Est-ce suffisant pour vous prouver la force que j'exerce sur ceux que je ne connais même pas ou à peine ? Si non, je pourrais vous raconter comment, l'année dernière, j'ai persuadé une cinquantaine de personnes de refuser l'invitation à l'anniversaire d'une lycéenne. Pourquoi ? C'est simple : je voulais m'y rendre, mais la date ne m'arrangeait pas (j'étais bien sûr invitée). Elle a refusé de décaler la date de la fête pour moi alors j'ai contre-attaqué. Lorsqu'elle s'est rendu compte qu'elle n'avait plus aucun invité, elle a reporté au jour suivant et là, tout le monde était présent.

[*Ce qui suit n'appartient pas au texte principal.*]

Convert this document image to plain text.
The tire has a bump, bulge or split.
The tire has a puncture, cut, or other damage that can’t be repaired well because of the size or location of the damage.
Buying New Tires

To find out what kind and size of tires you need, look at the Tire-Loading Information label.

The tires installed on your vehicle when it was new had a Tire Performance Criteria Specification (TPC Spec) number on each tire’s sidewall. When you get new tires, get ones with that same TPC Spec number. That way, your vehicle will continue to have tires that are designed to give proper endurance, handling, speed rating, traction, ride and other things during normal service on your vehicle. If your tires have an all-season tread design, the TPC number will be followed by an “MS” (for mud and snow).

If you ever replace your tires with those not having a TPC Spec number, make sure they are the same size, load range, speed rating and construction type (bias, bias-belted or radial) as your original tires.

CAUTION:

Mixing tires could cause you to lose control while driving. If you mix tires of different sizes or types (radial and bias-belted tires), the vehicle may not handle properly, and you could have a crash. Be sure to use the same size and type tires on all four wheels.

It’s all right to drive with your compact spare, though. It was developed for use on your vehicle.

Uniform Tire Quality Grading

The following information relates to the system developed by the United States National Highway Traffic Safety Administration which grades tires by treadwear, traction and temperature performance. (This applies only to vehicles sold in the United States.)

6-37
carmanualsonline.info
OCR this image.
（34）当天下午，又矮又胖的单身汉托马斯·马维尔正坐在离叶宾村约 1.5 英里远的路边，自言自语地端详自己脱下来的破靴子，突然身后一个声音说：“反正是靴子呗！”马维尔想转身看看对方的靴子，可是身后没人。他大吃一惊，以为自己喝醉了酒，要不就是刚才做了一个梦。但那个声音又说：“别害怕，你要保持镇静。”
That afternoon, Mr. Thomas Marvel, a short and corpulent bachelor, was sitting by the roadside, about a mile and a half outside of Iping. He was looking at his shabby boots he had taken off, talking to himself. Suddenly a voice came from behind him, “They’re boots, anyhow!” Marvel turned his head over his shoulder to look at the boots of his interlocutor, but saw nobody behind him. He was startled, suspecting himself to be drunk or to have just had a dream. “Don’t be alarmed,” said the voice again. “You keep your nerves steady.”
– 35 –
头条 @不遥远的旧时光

Suis-je cruelle ? Sûrement. Ma toute nouvelle nature de vampire n'arrange d'ailleurs rien. J'ai compris que le monde était une arène et j'ai décidé de gagner, tant pis s'il faut que j'écrase les autres pour cela. Je préfère écraser qu'être écrasée. Je souris et mes canines sont à deux doigts de prendre leur forme vampirique. Je me rattrape immédiatement. Je ne me contrôle pas encore tout à fait...

Je me lève du banc, traverse la route et rentre dans le lycée. Sans avoir à me retourner, je sais qu'Opaéphine me suit.

Une centaine de personnes sont déjà présentes dans le hall et la cour. Ils s'écartent pour me laisser passer. Je croise mon petit ami du moment et lui annonce que s'est fini entre nous. Je le largue sans aucun scrupule devant tout le monde.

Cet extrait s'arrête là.